First grade was worse. I started getting into trouble. I would talk back and question everything. Did I mention it was Catholic school? They hated questions. When I questioned a perceived contradiction in a Bible story, Ms. Case lost her mind screaming at me, telling me I’m nothing like Jesus and that I never could be.
He that believeth in me, these works that I do, he shall also do. And even greater works than these
After she recited this verse, I asked her if I could also make miracles. It wasn’t me who was saying I could, I exclaimed. Jesus said I can do more than he can! Shouldn’t we take this into consideration? Imagine the implications. What if instead of thinking we’re born sinners, on our knees begging forgiveness for our ratchets souls – we were striving to become enlightened and ascend to a higher consciousness? What might the world look like? Is our anxiety and depression at least partly rooted in the lie they tell us, that we’re damned from birth?

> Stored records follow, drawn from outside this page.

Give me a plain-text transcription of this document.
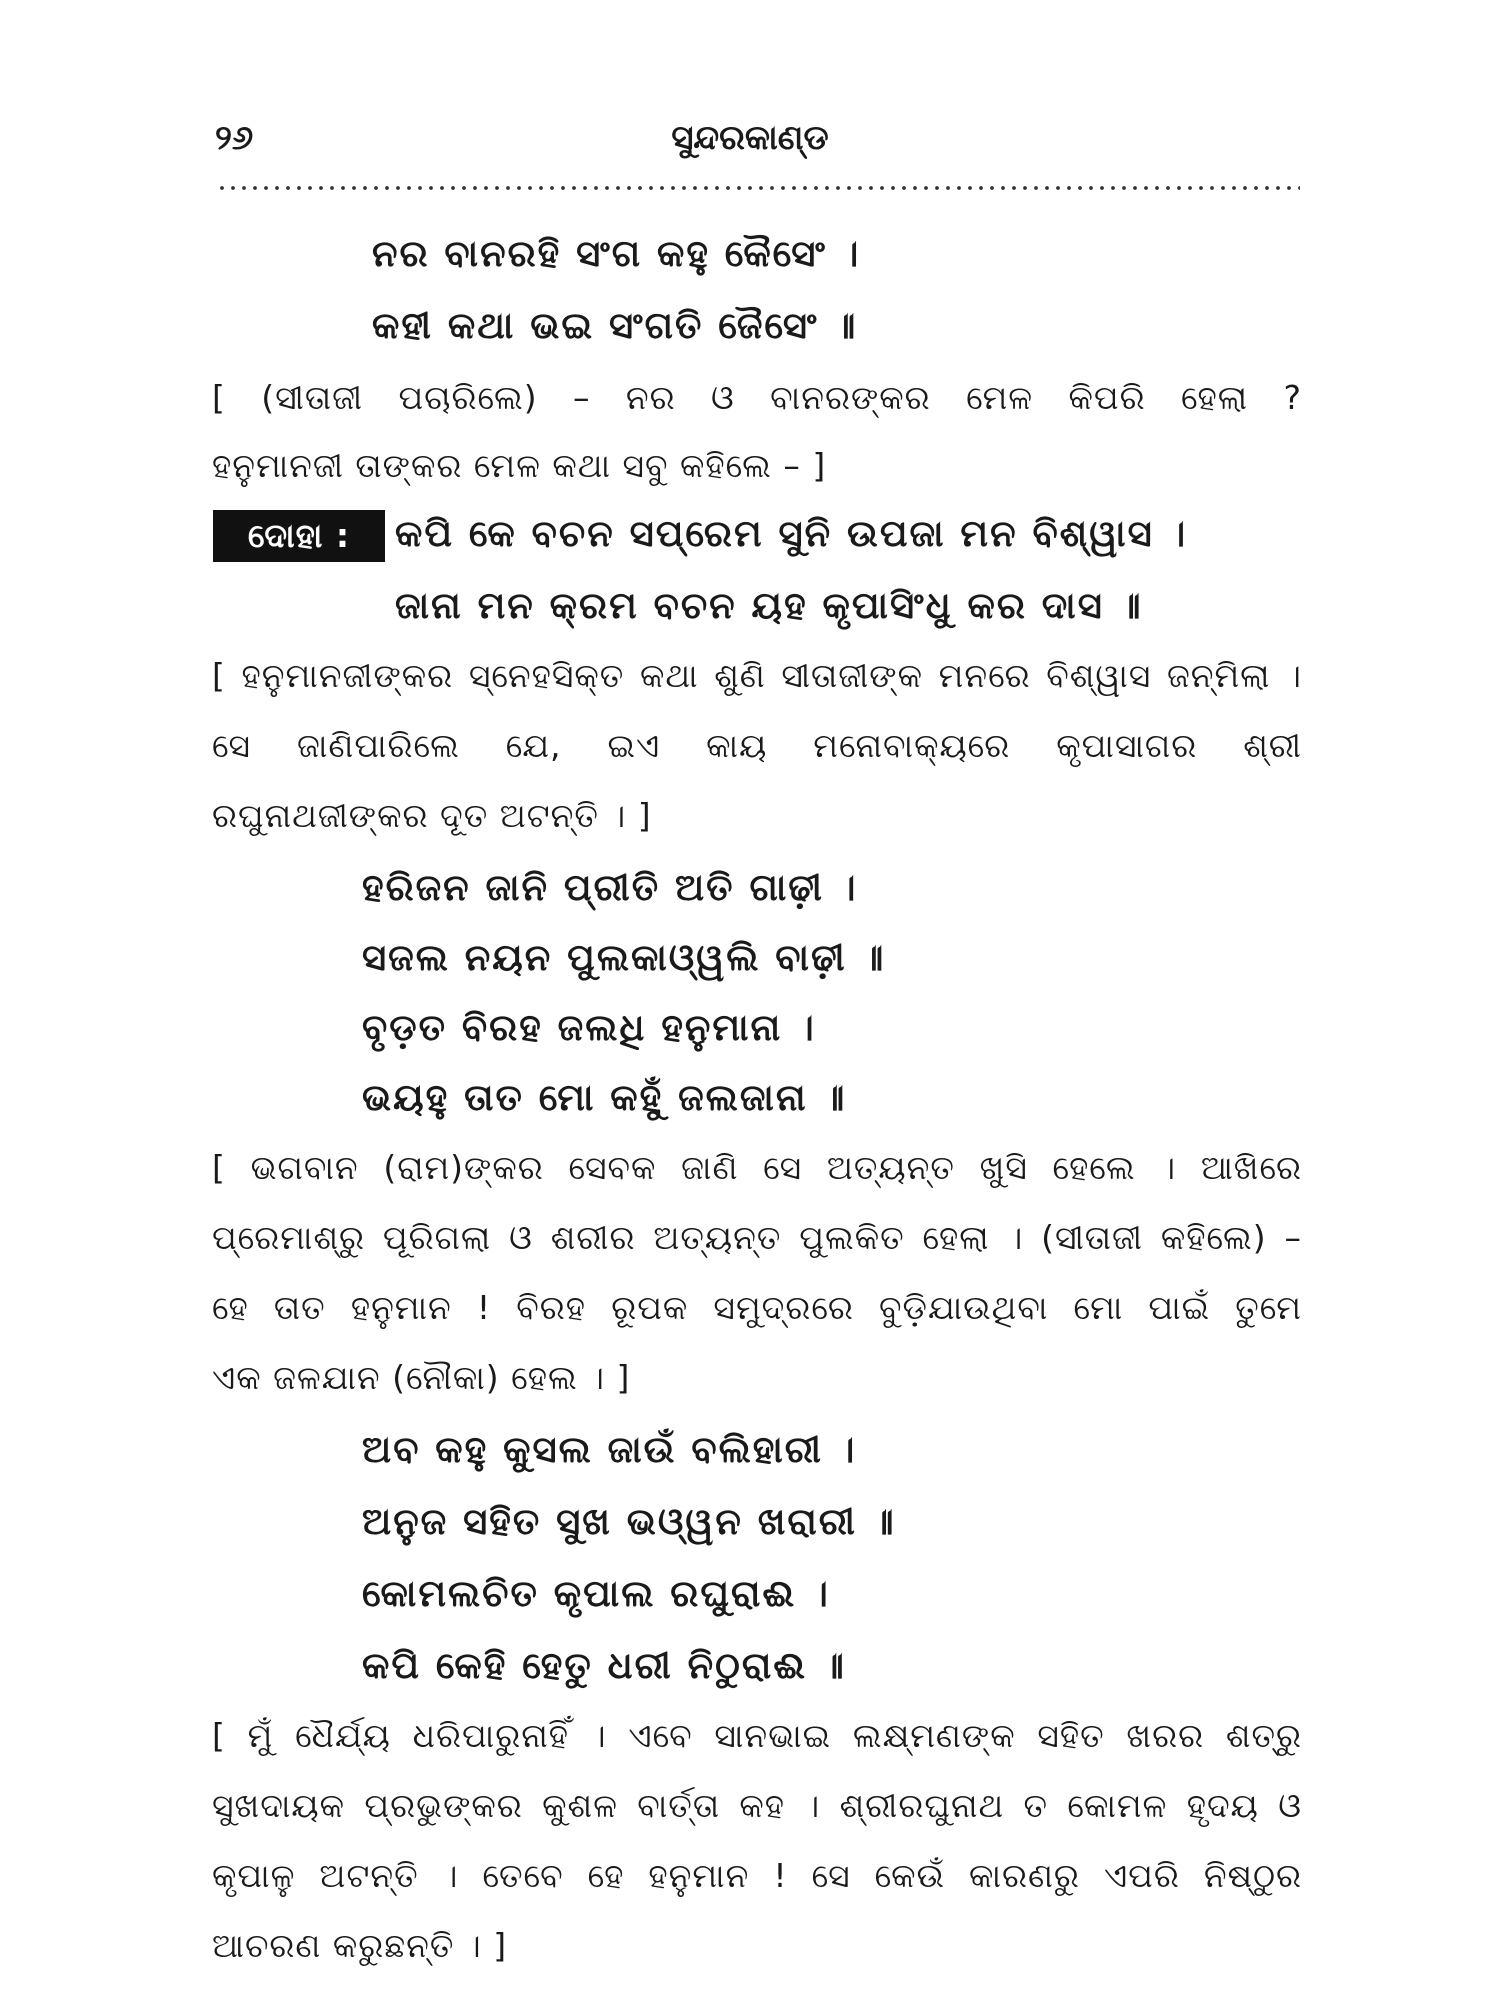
୨୬	ସୁନ୍ଦରକାଣ୍ଡ
ନର ବାନରହି ସଂଗ କହୁ କୈସେଂ ।
କହୀ କଥା ଭଇ ସଂଗତି ଜୈସେଂ ॥
[ (ସୀତାଜୀ ପଚାରିଲେ) – ନର ଓ ବାନରଙ୍କର ମେଳ କିପରି ହେଲା ?
ହନୁମାନଜୀ ତାଙ୍କର ମେଳ କଥା ସବୁ କହିଲେ – ]
ଦୋହା :	କପି କେ ବଚନ ସପ୍ରେମ ସୁନି ଉପଜା ମନ ବିଶ୍ୱାସ ।
ଜାନା ମନ କ୍ରମ ବଚନ ୟହ କୃପାସିଂଧୁ କର ଦାସ ॥
[ ହନୁମାନଜୀଙ୍କର ସ୍ନେହସିକ୍ତ କଥା ଶୁଣି ସୀତାଜୀଙ୍କ ମନରେ ବିଶ୍ୱାସ ଜନ୍ମିଲା ।
ସେ ଜାଣିପାରିଲେ ଯେ, ଇଏ କାୟ ମନୋବାକ୍ୟରେ କୃପାସାଗର ଶ୍ରୀ
ରଘୁନାଥଜୀଙ୍କର ଦୂତ ଅଟନ୍ତି । ]
ହରିଜନ ଜାନି ପ୍ରୀତି ଅତି ଗାଢ଼ୀ ।
ସଜଲ ନୟନ ପୁଲକାଓ୍ୱଲି ବାଢ଼ୀ ॥
ବୃଡ଼ତ ବିରହ ଜଲଧି ହନୁମାନା ।
ଭୟହୁ ତାତ ମୋ କହୁଁ ଜଲଜାନା ॥
[ ଭଗବାନ (ରାମ)ଙ୍କର ସେବକ ଜାଣି ସେ ଅତ୍ୟନ୍ତ ଖୁସି ହେଲେ । ଆଖିରେ
ପ୍ରେମାଶ୍ରୁ ପୂରିଗଲା ଓ ଶରୀର ଅତ୍ୟନ୍ତ ପୁଲକିତ ହେଲା । (ସୀତାଜୀ କହିଲେ) –
ହେ ତାତ ହନୁମାନ ! ବିରହ ରୂପକ ସମୁଦ୍ରରେ ବୁଡ଼ିଯାଉଥିବା ମୋ ପାଇଁ ତୁମେ
ଏକ ଜଳଯାନ (ନୌକା) ହେଲ । ]
ଅବ କହୁ କୁସଲ ଜାଉଁ ବଲିହାରୀ ।
ଅନୁଜ ସହିତ ସୁଖ ଭଓ୍ୱନ ଖରାରୀ ॥
କୋମଲଚିତ କୃପାଲ ରଘୁରାଈ ।
କପି କେହି ହେତୁ ଧରୀ ନିଠୁରାଈ ॥
[ ମୁଁ ଧୈର୍ଯ୍ୟ ଧରିପାରୁନାହିଁ । ଏବେ ସାନଭାଇ ଲକ୍ଷ୍ମଣଙ୍କ ସହିତ ଖରର ଶତ୍ରୁ
ସୁଖଦାୟକ ପ୍ରଭୁଙ୍କର କୁଶଳ ବାର୍ତ୍ତା କହ । ଶ୍ରୀରଘୁନାଥ ତ କୋମଳ ହୃଦୟ ଓ
କୃପାଳୁ ଅଟନ୍ତି । ତେବେ ହେ ହନୁମାନ ! ସେ କେଉଁ କାରଣରୁ ଏପରି ନିଷ୍ଠୁର
ଆଚରଣ କରୁଛନ୍ତି । ]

Of course I’m paraphrasing the argument I made to Ms Case. I think what actually happened is I spilled my cup of water on the floor, walked across it, and told everyone I was just like Jesus. This garnered hilarious applause from the other children and the fury of Ms. Case. She was the first in a long line of teachers who seemed determined to stifle my creativity and intellectual curiosity.
Back in Martins Ferry, with 2 children and my father actually being there, the house became too small for all of us. My mom was slowly moving up in her company and with my dad staying at home with Josh, we were able to save a few dollars.
We decided to move back to Saint Clairsville and into the house my mom grew up in, where Gram lived. There was a public school nearby and it would be cheaper than the private Catholic school I was in.
They built and attached a trailer sized apartment to the house itself, where I stayed with my family, Gram moved into the addition. It was a lot smaller than what she was used to but she made the sacrifice for us and it helped tremendously.
By the time I left that Catholic school my behavior had really become a problem. My parents encouraged me to use this new school and city as an opportunity to start over. I even changed my name. I no longer wanted to be called Arthur. I was A.J. now.